В течение дня предстоит еще много разных пространств. Основное — то, которое отделяет от обеда. Обедать ведь лучше в ведомственной столовой, где каша больше похожа на кашу. Обедать он побежит по морозу сквозь издевательски красивый город в хрустящем инее. И рядом, и навстречу бегут (или ползут — среднего не бывает) люди с портфелями, с авоськами, с судками, подвешенными к концам палкообразных рук. Люди бегут по морозу, одолевая овеществившееся пространство. Наиболее интеллигентные вспоминают при этом Данте, тот круг Дантова ада, где царствует холод. В столовой тоже будет так холодно, что после улицы пальцы не распрямляются, и ложку приходится зажимать между большим пальцем (единственным действующим) и смерзшейся культяпкой.
Самый обед — это тоже преодоление пространств; малых пространств, мучительно сгущенных очередями. Очередь перед дверью, очередь к контролеру, очередь к месту за столом. Обед — нечто мгновенное и эфемерное (тарелка супа, столько-то граммов каши) — был гипертрофирован и заторможен, по классическим законам сюжетосложения. Людей спрашивают — что вы делаете? И они отвечают: обедаем.
Был период многократных, подряд возникающих воздушных тревог. По дороге к обеду приходилось отсиживаться в подвалах или пробиваться сквозь пальбу зениток и свистки милиции. И люди ненавидели спасавшего их от бомбежки милиционера, а бомбежку воспринимали как препятствие на пути к обеду. Некоторые отправлялись обедать часов в одиннадцать утра (обычно это было еще тихое время), возвращались оттуда иногда в шесть-семь.
Некоторые приносили что-нибудь с собой для домашних (если еще были домашние). Дома было совсем темно. Растапливали времянку и при свете дымящей времянки переливали принесенный суп из банки в кастрюлю, разрезали на ломтики граммов сорок хлеба. Потом тот, кто пришел из внешнего мира, где он обедал, — придвигался вплотную к дымящейся и пламенеющей дверце и грел руки. И пока не кончался дневной запас щепок, его ничем нельзя было оторвать от этого наслаждения. В комнате за плечами бушевал холод, стояла тьма. Только у самой дверцы очерчен был маленький круг тепла и света. Круг жизни. Согреть, в сущности, можно было только выставленные вперед ладони. Ладони всасывали пробегающий по ним огонь. Это было безмерное наслаждение, впрочем, отравленное тем, что дневной запас щепок бесповоротно иссякал.
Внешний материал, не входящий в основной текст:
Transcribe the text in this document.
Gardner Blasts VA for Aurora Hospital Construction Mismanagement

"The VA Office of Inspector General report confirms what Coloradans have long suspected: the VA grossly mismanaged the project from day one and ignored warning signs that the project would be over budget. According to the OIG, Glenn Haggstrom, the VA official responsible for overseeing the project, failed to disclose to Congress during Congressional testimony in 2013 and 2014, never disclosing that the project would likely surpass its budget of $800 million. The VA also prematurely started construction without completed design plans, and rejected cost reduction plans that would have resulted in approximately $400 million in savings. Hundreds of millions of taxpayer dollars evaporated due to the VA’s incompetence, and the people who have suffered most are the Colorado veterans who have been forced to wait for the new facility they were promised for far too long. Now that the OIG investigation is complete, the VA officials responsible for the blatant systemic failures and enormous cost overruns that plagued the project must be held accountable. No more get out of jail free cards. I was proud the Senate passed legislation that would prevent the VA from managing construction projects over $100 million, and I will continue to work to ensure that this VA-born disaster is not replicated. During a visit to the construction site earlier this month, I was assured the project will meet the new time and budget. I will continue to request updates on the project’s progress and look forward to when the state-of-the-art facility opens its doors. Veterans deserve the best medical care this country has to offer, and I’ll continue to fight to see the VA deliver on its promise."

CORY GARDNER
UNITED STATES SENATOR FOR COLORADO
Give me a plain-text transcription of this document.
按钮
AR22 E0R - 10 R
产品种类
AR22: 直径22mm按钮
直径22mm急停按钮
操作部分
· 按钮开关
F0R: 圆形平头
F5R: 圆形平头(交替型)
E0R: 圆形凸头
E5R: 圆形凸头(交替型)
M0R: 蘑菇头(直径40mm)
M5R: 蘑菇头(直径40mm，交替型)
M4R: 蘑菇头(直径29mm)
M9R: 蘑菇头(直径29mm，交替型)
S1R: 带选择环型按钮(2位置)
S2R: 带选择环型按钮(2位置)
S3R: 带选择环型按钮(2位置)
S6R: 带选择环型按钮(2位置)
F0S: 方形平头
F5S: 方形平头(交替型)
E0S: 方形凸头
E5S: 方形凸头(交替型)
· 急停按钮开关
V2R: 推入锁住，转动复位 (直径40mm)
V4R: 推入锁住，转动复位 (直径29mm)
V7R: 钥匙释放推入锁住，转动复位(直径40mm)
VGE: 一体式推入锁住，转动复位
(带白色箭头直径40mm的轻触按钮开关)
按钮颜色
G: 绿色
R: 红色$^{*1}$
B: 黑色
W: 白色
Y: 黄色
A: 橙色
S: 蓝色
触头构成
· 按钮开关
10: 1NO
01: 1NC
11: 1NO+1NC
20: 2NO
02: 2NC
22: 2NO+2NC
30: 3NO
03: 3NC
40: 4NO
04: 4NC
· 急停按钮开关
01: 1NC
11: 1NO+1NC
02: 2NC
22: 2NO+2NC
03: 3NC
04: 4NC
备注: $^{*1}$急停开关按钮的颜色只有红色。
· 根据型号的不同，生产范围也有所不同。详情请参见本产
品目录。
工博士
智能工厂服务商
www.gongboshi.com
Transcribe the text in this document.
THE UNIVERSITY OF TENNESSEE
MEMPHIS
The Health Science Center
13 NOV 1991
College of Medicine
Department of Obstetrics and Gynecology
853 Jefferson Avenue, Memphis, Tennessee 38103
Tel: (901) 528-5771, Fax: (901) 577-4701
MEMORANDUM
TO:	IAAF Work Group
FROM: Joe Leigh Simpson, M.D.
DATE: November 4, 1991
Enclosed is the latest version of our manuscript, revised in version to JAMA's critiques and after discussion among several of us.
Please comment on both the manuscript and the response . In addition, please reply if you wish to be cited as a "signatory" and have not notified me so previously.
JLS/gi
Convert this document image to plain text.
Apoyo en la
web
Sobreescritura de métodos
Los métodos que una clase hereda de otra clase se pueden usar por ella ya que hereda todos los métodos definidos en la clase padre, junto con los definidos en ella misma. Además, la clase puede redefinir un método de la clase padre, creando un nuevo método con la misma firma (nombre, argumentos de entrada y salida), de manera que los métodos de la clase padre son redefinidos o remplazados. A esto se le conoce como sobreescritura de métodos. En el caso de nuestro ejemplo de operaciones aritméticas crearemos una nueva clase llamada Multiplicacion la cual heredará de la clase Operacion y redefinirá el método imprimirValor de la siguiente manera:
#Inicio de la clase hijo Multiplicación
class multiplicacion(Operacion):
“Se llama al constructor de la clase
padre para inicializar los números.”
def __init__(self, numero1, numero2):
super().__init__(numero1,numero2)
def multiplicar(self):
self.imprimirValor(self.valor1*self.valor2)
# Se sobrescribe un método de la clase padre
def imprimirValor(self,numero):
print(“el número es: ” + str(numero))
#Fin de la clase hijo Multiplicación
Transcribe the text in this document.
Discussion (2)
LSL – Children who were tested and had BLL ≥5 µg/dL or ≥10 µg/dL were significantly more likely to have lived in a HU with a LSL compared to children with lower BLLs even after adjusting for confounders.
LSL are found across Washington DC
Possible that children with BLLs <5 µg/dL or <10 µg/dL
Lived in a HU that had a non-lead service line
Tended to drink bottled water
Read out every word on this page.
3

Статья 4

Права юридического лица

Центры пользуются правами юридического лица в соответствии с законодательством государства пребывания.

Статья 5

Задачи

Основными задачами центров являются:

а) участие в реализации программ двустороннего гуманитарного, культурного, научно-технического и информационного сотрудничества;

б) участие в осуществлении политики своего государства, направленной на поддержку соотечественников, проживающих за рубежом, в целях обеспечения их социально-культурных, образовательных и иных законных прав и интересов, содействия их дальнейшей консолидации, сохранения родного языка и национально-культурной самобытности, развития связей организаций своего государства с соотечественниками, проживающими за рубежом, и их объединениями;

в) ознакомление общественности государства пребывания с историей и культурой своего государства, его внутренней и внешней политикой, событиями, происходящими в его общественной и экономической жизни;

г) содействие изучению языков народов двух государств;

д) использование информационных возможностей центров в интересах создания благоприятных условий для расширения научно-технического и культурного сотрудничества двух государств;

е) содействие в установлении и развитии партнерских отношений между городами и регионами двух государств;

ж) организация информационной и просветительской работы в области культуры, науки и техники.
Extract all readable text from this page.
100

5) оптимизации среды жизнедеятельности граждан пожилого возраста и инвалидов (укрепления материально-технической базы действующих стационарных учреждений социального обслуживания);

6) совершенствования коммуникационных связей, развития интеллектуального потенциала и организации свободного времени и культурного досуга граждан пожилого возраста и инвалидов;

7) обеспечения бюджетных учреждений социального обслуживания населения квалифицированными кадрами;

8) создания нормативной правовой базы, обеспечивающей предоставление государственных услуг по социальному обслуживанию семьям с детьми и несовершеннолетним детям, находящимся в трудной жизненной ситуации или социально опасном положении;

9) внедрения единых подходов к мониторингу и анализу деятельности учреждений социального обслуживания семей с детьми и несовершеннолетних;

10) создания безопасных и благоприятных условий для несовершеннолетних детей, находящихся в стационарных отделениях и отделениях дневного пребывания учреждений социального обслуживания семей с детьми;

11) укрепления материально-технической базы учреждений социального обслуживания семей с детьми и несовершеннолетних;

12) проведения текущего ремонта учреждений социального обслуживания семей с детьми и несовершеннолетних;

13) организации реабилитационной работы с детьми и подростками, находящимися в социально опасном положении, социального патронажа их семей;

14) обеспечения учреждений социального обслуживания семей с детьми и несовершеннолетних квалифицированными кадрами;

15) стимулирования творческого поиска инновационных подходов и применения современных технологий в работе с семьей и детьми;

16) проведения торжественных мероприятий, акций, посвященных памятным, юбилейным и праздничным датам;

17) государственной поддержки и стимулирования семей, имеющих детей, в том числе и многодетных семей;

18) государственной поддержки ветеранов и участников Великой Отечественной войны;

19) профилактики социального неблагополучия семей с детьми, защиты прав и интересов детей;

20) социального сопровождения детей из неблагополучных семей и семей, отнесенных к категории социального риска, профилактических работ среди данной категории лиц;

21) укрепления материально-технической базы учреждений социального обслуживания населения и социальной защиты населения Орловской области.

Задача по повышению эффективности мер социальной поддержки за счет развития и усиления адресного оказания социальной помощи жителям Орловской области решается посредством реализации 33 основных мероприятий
Это было то самое ожидание конца, то понимание неотвратимого иссякания данных нам жизненных сил, которым отравлена всякая радость и самое чувство жизни. Блокадные обстоятельства сделали эту формулу вполне наглядной. А вечно возобновляемое достижение вечно разрушающихся целей они довели до наглядности бега по замкнутому кольцу.
Какими усилиями проталкивал себя человек от одного мучительного действия к другому? Нет, не требовалось особых психологических усилий. Каждое страдание — судки на морозе, ведра на лестнице — было избавлением от худшего страдания, заменителем зла. Утопающему, который еще барахтается, — не лень барахтаться, не неприятно барахтаться. Это вытеснение страдания страданием, это безумная целеустремленность несчастных, которая объясняет (явление, плохо понятное гладкому человеку), почему люди могут жить в одиночке, на каторге, на последних ступенях нищеты, унижения, тогда как их сочеловеки в удобных коттеджах пускают себе пулю в лоб без видимых причин. Страдание непрестанно стремится с помощью другого, замещающего страдания отделаться от самого себя. Цели, интересы, импульсы страдания порождают ряды закрепившихся действий, все возобновляемых и уже не обременительных для воли. Но воля бессильна разорвать этот ряд, чтобы ввести в него новый, не закрепленный страданием жест. Так сложился круг блокадного зимнего дня. И среди передышки это движение, вращательное и нерасторжимое, еще продолжается, постепенно затухая. Люди несут в себе это движение, как травму.